Mogelijke bijwerkingen / vaccinreacties

  • Milde lokale reacties Met het geïnactiveerde vaccin komen lokale reacties op de injectieplaats 79% vaker voor (risicoverhouding 1.79; 1.05-2.34)
  • Milde algemene reacties; systemische bijwerkingen kwamen vaker voor met het geïnactiveerde vaccin bij 87% (risicoverhouding van 1.87 was echter niet significant, met een 95% betrouwbaarheidsinterval van 0.88 tot 2.96)
  • Met Shingrix (recombinant adjuvans herpes zoster-vaccin) werd een hoger HZ-recidiefpercentage gevonden bij patiënten met een voorgeschiedenis van herpes zoster (HZ) na vaccinatie met Shingrix dan zou worden verwacht bij niet-gevaccineerde personen, volgens de bijsluiter.
  • Allergische / anafylactische reacties.

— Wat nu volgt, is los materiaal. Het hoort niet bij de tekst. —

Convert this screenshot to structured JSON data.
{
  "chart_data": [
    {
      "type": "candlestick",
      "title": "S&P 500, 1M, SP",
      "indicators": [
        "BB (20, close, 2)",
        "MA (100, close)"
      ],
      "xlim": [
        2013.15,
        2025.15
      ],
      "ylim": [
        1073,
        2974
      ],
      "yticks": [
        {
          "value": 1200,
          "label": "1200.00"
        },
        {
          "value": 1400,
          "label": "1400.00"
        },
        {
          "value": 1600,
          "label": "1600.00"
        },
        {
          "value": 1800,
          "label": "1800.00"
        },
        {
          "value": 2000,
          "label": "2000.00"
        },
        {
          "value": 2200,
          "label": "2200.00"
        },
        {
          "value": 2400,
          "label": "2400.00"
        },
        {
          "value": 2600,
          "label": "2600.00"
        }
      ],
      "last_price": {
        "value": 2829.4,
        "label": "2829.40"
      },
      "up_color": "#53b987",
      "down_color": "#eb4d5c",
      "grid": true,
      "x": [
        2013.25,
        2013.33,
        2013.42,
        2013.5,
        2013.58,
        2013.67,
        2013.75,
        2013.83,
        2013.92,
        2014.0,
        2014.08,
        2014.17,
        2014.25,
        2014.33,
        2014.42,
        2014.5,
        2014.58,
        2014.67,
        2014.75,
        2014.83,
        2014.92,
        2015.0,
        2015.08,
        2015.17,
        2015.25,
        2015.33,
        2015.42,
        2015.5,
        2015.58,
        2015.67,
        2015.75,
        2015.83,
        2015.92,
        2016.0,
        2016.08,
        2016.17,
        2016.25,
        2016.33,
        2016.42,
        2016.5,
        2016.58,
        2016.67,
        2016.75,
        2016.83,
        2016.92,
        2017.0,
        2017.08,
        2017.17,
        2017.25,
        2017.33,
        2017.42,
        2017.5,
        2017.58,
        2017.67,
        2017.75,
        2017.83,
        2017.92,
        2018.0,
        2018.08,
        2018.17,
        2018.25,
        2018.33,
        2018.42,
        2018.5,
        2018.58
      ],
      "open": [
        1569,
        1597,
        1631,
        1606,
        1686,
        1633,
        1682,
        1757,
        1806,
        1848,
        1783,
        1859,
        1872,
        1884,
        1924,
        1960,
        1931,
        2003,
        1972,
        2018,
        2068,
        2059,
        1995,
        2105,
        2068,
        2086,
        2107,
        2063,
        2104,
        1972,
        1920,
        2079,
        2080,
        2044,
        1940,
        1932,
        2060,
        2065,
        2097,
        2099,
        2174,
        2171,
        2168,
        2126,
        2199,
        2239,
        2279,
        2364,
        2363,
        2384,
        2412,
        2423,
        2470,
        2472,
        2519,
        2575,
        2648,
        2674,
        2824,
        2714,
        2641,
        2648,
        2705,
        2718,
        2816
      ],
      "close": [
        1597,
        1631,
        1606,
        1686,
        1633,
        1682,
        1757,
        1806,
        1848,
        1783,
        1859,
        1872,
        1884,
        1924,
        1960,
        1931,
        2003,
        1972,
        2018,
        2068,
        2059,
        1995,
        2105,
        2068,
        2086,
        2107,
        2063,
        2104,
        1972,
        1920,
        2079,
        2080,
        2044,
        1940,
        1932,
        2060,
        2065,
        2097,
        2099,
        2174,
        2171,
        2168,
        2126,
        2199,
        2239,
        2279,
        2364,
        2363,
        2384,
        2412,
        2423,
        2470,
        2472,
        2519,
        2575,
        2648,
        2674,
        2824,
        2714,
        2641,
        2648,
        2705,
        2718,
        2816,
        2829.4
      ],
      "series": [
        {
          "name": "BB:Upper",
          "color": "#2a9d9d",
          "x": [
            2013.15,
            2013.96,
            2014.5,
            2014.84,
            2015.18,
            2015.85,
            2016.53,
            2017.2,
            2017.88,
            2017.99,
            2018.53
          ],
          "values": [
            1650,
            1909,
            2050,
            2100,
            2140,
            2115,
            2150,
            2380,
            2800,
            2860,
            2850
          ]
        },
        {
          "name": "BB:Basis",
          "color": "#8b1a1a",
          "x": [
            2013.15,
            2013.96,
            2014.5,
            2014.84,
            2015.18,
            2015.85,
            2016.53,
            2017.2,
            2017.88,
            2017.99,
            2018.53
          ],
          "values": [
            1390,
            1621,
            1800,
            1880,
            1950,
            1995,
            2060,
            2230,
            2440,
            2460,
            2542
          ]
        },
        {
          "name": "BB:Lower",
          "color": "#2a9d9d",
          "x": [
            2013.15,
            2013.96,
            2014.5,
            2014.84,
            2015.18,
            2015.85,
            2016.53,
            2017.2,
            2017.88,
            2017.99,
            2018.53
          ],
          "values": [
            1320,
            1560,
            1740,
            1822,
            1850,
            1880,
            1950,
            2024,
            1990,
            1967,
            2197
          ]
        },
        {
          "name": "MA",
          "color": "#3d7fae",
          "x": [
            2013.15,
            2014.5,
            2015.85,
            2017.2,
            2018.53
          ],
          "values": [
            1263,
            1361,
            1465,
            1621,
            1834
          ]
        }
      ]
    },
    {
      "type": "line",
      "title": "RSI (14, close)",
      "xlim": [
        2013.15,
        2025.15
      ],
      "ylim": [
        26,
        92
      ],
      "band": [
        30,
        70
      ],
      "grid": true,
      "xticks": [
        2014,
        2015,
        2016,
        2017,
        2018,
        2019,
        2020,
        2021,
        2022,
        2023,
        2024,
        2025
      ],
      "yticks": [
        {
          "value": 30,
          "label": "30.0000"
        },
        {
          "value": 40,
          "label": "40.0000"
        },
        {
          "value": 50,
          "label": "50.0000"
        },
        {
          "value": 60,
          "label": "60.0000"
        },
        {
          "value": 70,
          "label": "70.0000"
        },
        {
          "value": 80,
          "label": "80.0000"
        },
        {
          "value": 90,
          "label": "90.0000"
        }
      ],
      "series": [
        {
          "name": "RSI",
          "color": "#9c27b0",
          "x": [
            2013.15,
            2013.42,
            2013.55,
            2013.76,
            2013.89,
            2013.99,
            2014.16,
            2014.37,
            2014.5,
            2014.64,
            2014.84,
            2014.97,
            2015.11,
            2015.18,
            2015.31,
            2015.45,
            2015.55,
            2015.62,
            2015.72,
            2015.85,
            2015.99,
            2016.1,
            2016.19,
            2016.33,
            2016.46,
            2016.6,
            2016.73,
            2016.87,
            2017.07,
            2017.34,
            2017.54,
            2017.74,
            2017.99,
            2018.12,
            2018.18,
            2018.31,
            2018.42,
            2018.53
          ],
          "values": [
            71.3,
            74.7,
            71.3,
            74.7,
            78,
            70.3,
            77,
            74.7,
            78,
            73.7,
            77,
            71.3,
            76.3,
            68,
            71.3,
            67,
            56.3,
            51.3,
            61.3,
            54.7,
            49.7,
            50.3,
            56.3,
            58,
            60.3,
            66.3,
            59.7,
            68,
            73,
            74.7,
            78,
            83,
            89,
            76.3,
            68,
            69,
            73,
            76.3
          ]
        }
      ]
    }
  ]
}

Vaccinatiestatus - vaccinatietiters controleren

  • Niet verplicht

Verdere opmerkingen

  • Niet gelijktijdig gebruiken met pneumokokkenpolysaccharidevaccin.
  • In Engeland resulteerde de opname van herpes zoster in het vaccinatieschema met het Zostavax-vaccin voor mensen ouder dan 70 jaar in een afname van 35% van de ziekte van herpes zoster bij de doelgroep binnen 3 jaar (relatieve incidentie IRR 0.65; 95 procent betrouwbaarheidsinterval0.60 0.72 tot XNUMX); postherpetische neuralgie (PHN; langdurig zenuwpijn na herpes zoster-infectie) afgenomen met 38% (IRR 0.62; 0.50-0.79).